Indeed, as Rothbart et al. (2000, p. 130) pointed out, "purely descriptive models of
personality do not readily lend themselves to making predictions about
interactions...they tend to reinforce a simple trait-based model of personality."  In
conclusion, it appears that the currently popular FFM should be replaced with an
expanded and altogether more inclusive model of dynamic personality structure.

so wie ich das verstehe, geht es um folgendes:

  • ist halt ein Modell und keine Simulation
  • es gibts bei Pathologien damit wohl keine Blumentopf zu gewinnen
  • das Modell ignoriert physiologische/neurochemische Vorgänge
  • durch die geringe Anzahl getesteter Eigenschaften sind Vorhersagen ungenau
  • Modell kann keine Unterschiede nach biologischen Geschlecht (sex) abbilden (ergo ungenau)
  • keine genauen (bzw. belastbaren) vorhersagen für real-life settings möglich
  • bei unter 30jährigen [habe ich woanders gelesen] schwanken die Daten mit jeder neuen Erhebung deutlich. Danach werden sie konstanter.
         hier wäre anzumerken, dass das kein Widerspruch in sich sein muss:
         einerseits ist der test dann nämlich für Schülerstudien (in USA beliebt) und Jobassessment in jungen Jahren ungeeignet - keiner würde bei zeitlicher Monatsdifferenz von einer weitgehenden Persönlichkeitsveränderung in der Masse ausgehen
        andererseits bleiben die Daten nach dem 30sten Lebensjahr über sehr lange Zeiträume auffällig konstant, obwohl die Persönlichkeitsstruktur der Leute doch auch danach noch Veränderungen durchmacht, nur halt eben kaum im Test
  • methodische Irritationen in der Erhebung und oder Auswertung der Daten für BigFive-Eigenschaften
  • statisches Konzept, welches Lernprozesse ausklammert
  • kein theoriebasiertes fundament vorhanden. stattdessen salopp formuliert: faktoranalytische Zahlenspiele mittels Statistikprogrammen
  • abschließendes zusammenfassendes zitat:
    ZitatIndeed, as Rothbart et al. (2000, p. 130) pointed out, "purely descriptive models of
    personality do not readily lend themselves to making predictions about
    interactions
    ...they tend to reinforce a simple trait-based model of personality." In
    conclusion, it appears that the currently popular FFM should be replaced with an
    expanded and altogether more inclusive model of dynamic personality structure.
    fett von mir
    bezieht sich auf:
    ZitatRothbart, M. K., Ahadi, S. A., & Evans, D. E. (2000).

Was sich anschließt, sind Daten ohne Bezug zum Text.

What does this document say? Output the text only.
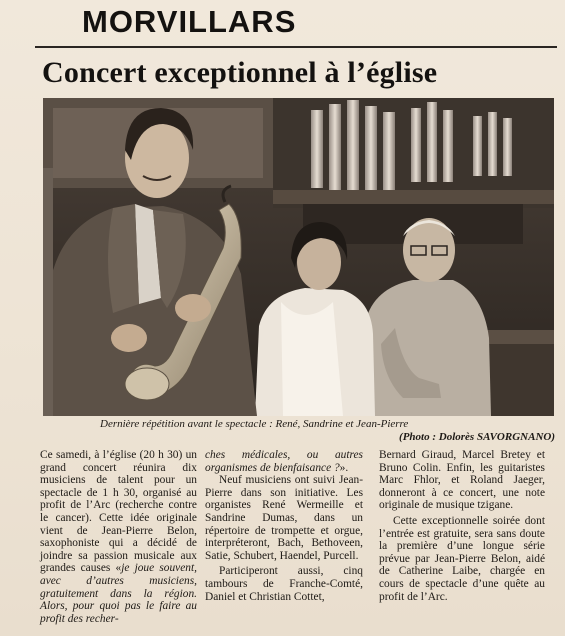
MORVILLARS
Concert exceptionnel à l’église
Dernière répétition avant le spectacle : René, Sandrine et Jean-Pierre
(Photo : Dolorès SAVORGNANO)

Ce samedi, à l’église (20 h 30) un grand concert réunira dix musiciens de talent pour un spectacle de 1 h 30, organisé au profit de l’Arc (recherche contre le cancer). Cette idée originale vient de Jean-Pierre Belon, saxophoniste qui a décidé de joindre sa passion musicale aux grandes causes «je joue souvent, avec d’autres musiciens, gratuitement dans la région. Alors, pour quoi pas le faire au profit des recher-

ches médicales, ou autres organismes de bienfaisance ?».

Neuf musiciens ont suivi Jean-Pierre dans son initiative. Les organistes René Wermeille et Sandrine Dumas, dans un répertoire de trompette et orgue, interpréteront, Bach, Bethoveen, Satie, Schubert, Haendel, Purcell.

Participeront aussi, cinq tambours de Franche-Comté, Daniel et Christian Cottet,

Bernard Giraud, Marcel Bretey et Bruno Colin. Enfin, les guitaristes Marc Fhlor, et Roland Jaeger, donneront à ce concert, une note originale de musique tzigane.

Cette exceptionnelle soirée dont l’entrée est gratuite, sera sans doute la première d’une longue série prévue par Jean-Pierre Belon, aidé de Catherine Laibe, chargée en cours de spectacle d’une quête au profit de l’Arc.
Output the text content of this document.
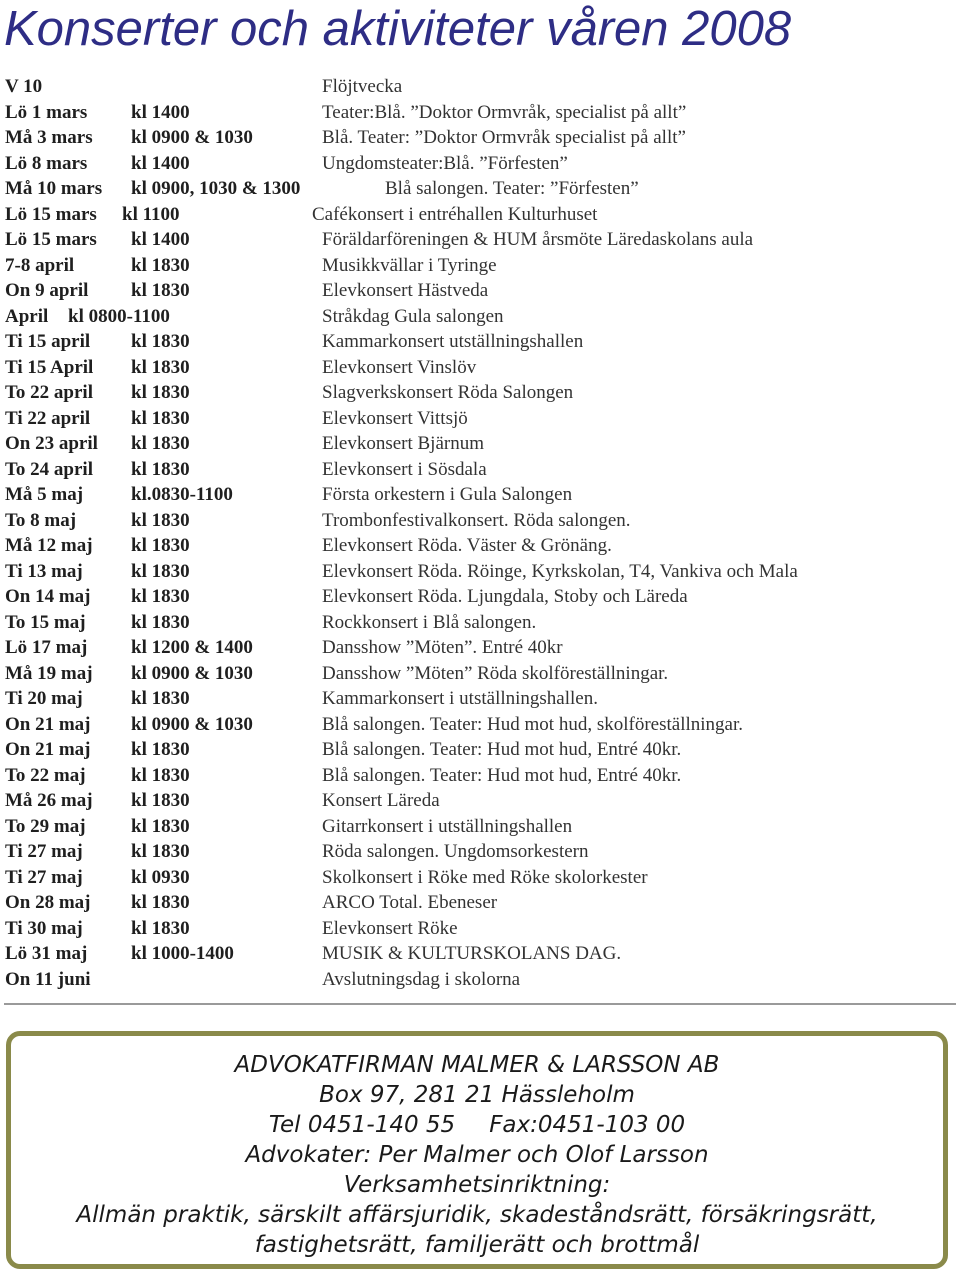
Konserter och aktiviteter våren 2008
V 10	Flöjtvecka
Lö 1 mars kl 1400	Teater:Blå. ”Doktor Ormvråk, specialist på allt”
Må 3 mars kl 0900 & 1030	Blå. Teater: ”Doktor Ormvråk specialist på allt”
Lö 8 mars kl 1400	Ungdomsteater:Blå. ”Förfesten”
Må 10 mars kl 0900, 1030 & 1300	Blå salongen. Teater: ”Förfesten”
Lö 15 mars kl 1100	Cafékonsert i entréhallen Kulturhuset
Lö 15 mars kl 1400	Föräldarföreningen & HUM årsmöte Läredaskolans aula
7-8 april	kl 1830	Musikkvällar i Tyringe
On 9 april kl 1830	Elevkonsert Hästveda
April kl 0800-1100	Stråkdag Gula salongen
Ti 15 april kl 1830	Kammarkonsert utställningshallen
Ti 15 April kl 1830	Elevkonsert Vinslöv
To 22 april kl 1830	Slagverkskonsert Röda Salongen
Ti 22 april kl 1830	Elevkonsert Vittsjö
On 23 april kl 1830	Elevkonsert Bjärnum
To 24 april kl 1830	Elevkonsert i Sösdala
Må 5 maj	kl.0830-1100	Första orkestern i Gula Salongen
To 8 maj	kl 1830	Trombonfestivalkonsert. Röda salongen.
Må 12 maj kl 1830	Elevkonsert Röda. Väster & Grönäng.
Ti 13 maj	kl 1830	Elevkonsert Röda. Röinge, Kyrkskolan, T4, Vankiva och Mala
On 14 maj kl 1830	Elevkonsert Röda. Ljungdala, Stoby och Läreda
To 15 maj kl 1830	Rockkonsert i Blå salongen.
Lö 17 maj kl 1200 & 1400	Dansshow ”Möten”. Entré 40kr
Må 19 maj kl 0900 & 1030	Dansshow ”Möten” Röda skolföreställningar.
Ti 20 maj	kl 1830	Kammarkonsert i utställningshallen.
On 21 maj kl 0900 & 1030	Blå salongen. Teater: Hud mot hud, skolföreställningar.
On 21 maj kl 1830	Blå salongen. Teater: Hud mot hud, Entré 40kr.
To 22 maj kl 1830	Blå salongen. Teater: Hud mot hud, Entré 40kr.
Må 26 maj kl 1830	Konsert Läreda
To 29 maj kl 1830	Gitarrkonsert i utställningshallen
Ti 27 maj	kl 1830	Röda salongen. Ungdomsorkestern
Ti 27 maj	kl 0930	Skolkonsert i Röke med Röke skolorkester
On 28 maj kl 1830	ARCO Total. Ebeneser
Ti 30 maj	kl 1830	Elevkonsert Röke
Lö 31 maj kl 1000-1400	MUSIK & KULTURSKOLANS DAG.
On 11 juni	Avslutningsdag i skolorna
ADVOKATFIRMAN MALMER & LARSSON AB
Box 97, 281 21 Hässleholm
Tel 0451-140 55 Fax:0451-103 00
Advokater: Per Malmer och Olof Larsson
Verksamhetsinriktning:
Allmän praktik, särskilt affärsjuridik, skadeståndsrätt, försäkringsrätt,
fastighetsrätt, familjerätt och brottmål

Temperament and personality:
    Origins and outcomes. Journal of Personality and Social Psychology, 78, 122-135.
    hier wäre anzumerken, dass Berufs- Projekt- etc -settings genau auf dieser Interaktionsebene funktionieren oder scheitern, Aussagen hierzu aber eben mittels Big Five nicht unproblematisch sind.

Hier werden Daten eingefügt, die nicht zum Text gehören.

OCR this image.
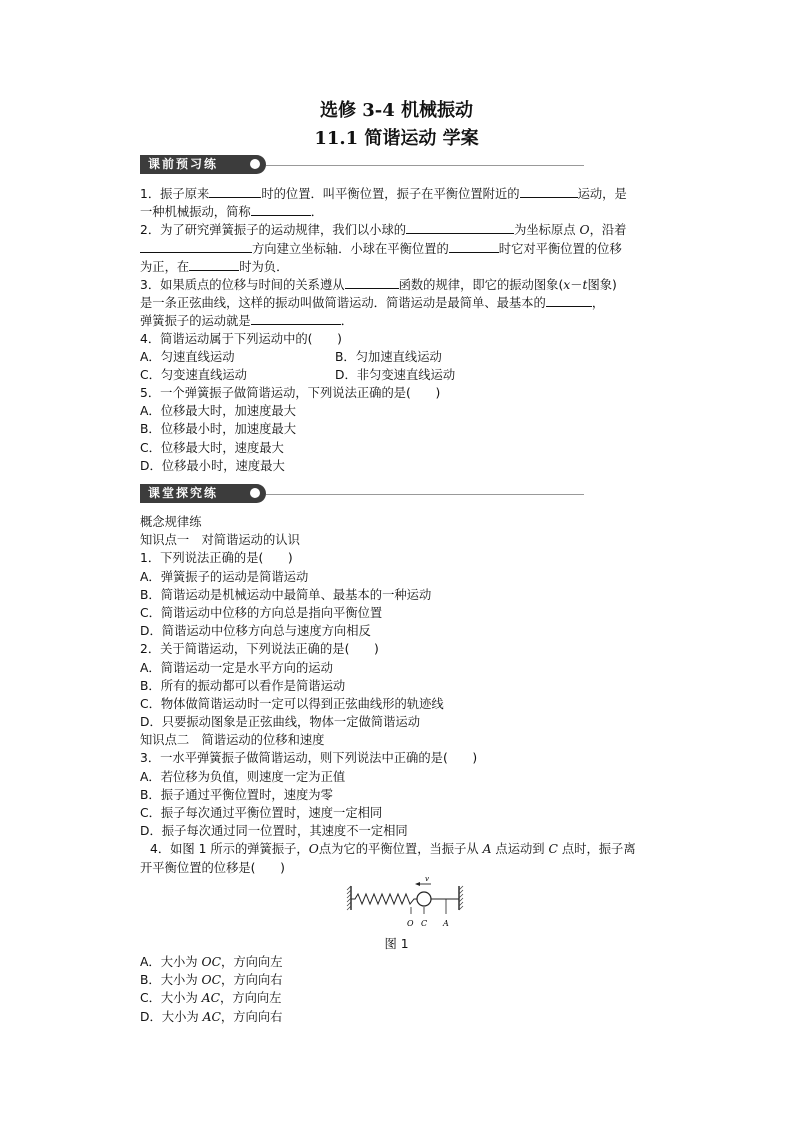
选修 3-4 机械振动
11.1 简谐运动 学案
课前预习练
1．振子原来	时的位置．叫平衡位置，振子在平衡位置附近的	运动，是
一种机械振动，简称	．
2．为了研究弹簧振子的运动规律，我们以小球的	为坐标原点 O，沿着
方向建立坐标轴．小球在平衡位置的	时它对平衡位置的位移
为正，在	时为负．
3．如果质点的位移与时间的关系遵从	函数的规律，即它的振动图象(x－t图象)
是一条正弦曲线，这样的振动叫做简谐运动．简谐运动是最简单、最基本的	，
弹簧振子的运动就是	．
4．简谐运动属于下列运动中的(　　)
A．匀速直线运动	B．匀加速直线运动
C．匀变速直线运动	D．非匀变速直线运动
5．一个弹簧振子做简谐运动，下列说法正确的是(　　)
A．位移最大时，加速度最大
B．位移最小时，加速度最大
C．位移最大时，速度最大
D．位移最小时，速度最大
课堂探究练
概念规律练
知识点一　对简谐运动的认识
1．下列说法正确的是(　　)
A．弹簧振子的运动是简谐运动
B．简谐运动是机械运动中最简单、最基本的一种运动
C．简谐运动中位移的方向总是指向平衡位置
D．简谐运动中位移方向总与速度方向相反
2．关于简谐运动，下列说法正确的是(　　)
A．简谐运动一定是水平方向的运动
B．所有的振动都可以看作是简谐运动
C．物体做简谐运动时一定可以得到正弦曲线形的轨迹线
D．只要振动图象是正弦曲线，物体一定做简谐运动
知识点二　简谐运动的位移和速度
3．一水平弹簧振子做简谐运动，则下列说法中正确的是(　　)
A．若位移为负值，则速度一定为正值
B．振子通过平衡位置时，速度为零
C．振子每次通过平衡位置时，速度一定相同
D．振子每次通过同一位置时，其速度不一定相同
4．如图 1 所示的弹簧振子，O点为它的平衡位置，当振子从 A 点运动到 C 点时，振子离
开平衡位置的位移是(　　)
v
O C A
图 1
A．大小为 OC，方向向左
B．大小为 OC，方向向右
C．大小为 AC，方向向左
D．大小为 AC，方向向右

die englische wp argumentiert vergleichbar im Kritikteil.

Es geht nicht darum, dass ich unbedingt gegenhalten möchte, ich habe von psychometire so gut wie null ahnung, bin aber interessiert. mir wäre es halt und erleichterung, wenn es so richtig gute tools gäbe um psyche, neigung, persönlichkeit zu vermessen (alles politische außen vor gelassen).

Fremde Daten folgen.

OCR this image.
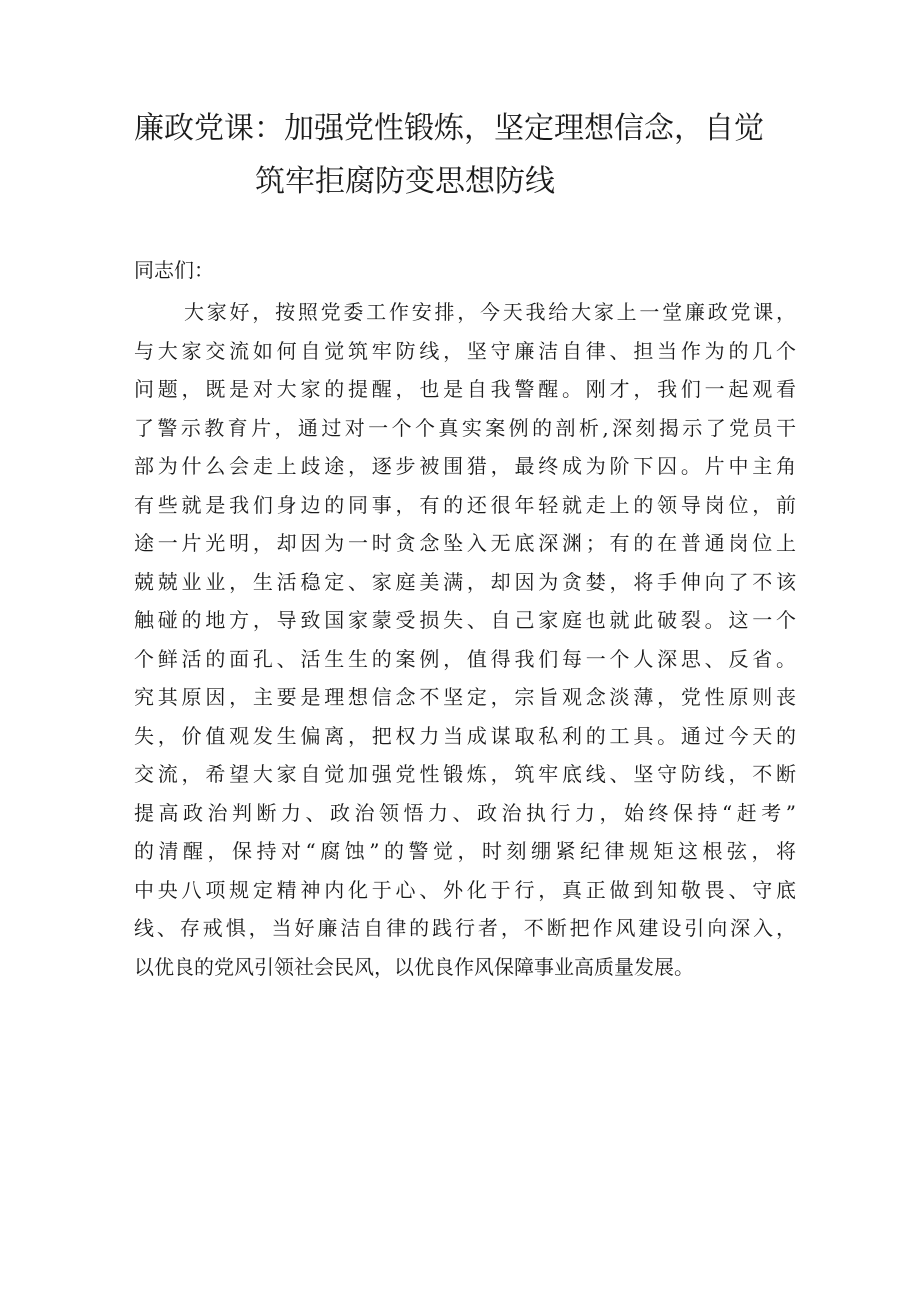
廉政党课：加强党性锻炼，坚定理想信念，自觉
筑牢拒腐防变思想防线

同志们：

大家好，按照党委工作安排，今天我给大家上一堂廉政党课，
与大家交流如何自觉筑牢防线，坚守廉洁自律、担当作为的几个
问题，既是对大家的提醒，也是自我警醒。刚才，我们一起观看
了警示教育片，通过对一个个真实案例的剖析,深刻揭示了党员干
部为什么会走上歧途，逐步被围猎，最终成为阶下囚。片中主角
有些就是我们身边的同事，有的还很年轻就走上的领导岗位，前
途一片光明，却因为一时贪念坠入无底深渊；有的在普通岗位上
兢兢业业，生活稳定、家庭美满，却因为贪婪，将手伸向了不该
触碰的地方，导致国家蒙受损失、自己家庭也就此破裂。这一个
个鲜活的面孔、活生生的案例，值得我们每一个人深思、反省。
究其原因，主要是理想信念不坚定，宗旨观念淡薄，党性原则丧
失，价值观发生偏离，把权力当成谋取私利的工具。通过今天的
交流，希望大家自觉加强党性锻炼，筑牢底线、坚守防线，不断
提高政治判断力、政治领悟力、政治执行力，始终保持“赶考”
的清醒，保持对“腐蚀”的警觉，时刻绷紧纪律规矩这根弦，将
中央八项规定精神内化于心、外化于行，真正做到知敬畏、守底
线、存戒惧，当好廉洁自律的践行者，不断把作风建设引向深入，
以优良的党风引领社会民风，以优良作风保障事业高质量发展。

mir sind die unzulänglichkeiten von IQ-tests bekannt - IQ-tests messen die fähigkeit ebensolche auszufüllen. ebenso bin ich mit der schwierigkeit gute fragebögen zu konstruieren vertraut.
gruppendynamiken mit ein paar wenigen variablen feststellen zu wollen halte ich berufsbedingt für illusorisch - konkret ist es schon anspruchsvoll eben solche mittels videoaufzeichnung überhaupt herausarbeiten zu können.

zugleich stelle ich aktuell in weiterem umfeld fest, dass der glaube an psychologische messverfahren verbreitet ist und, für meinen geschmack, recht oft quasi-religiös daherkommt. daher mein bohren.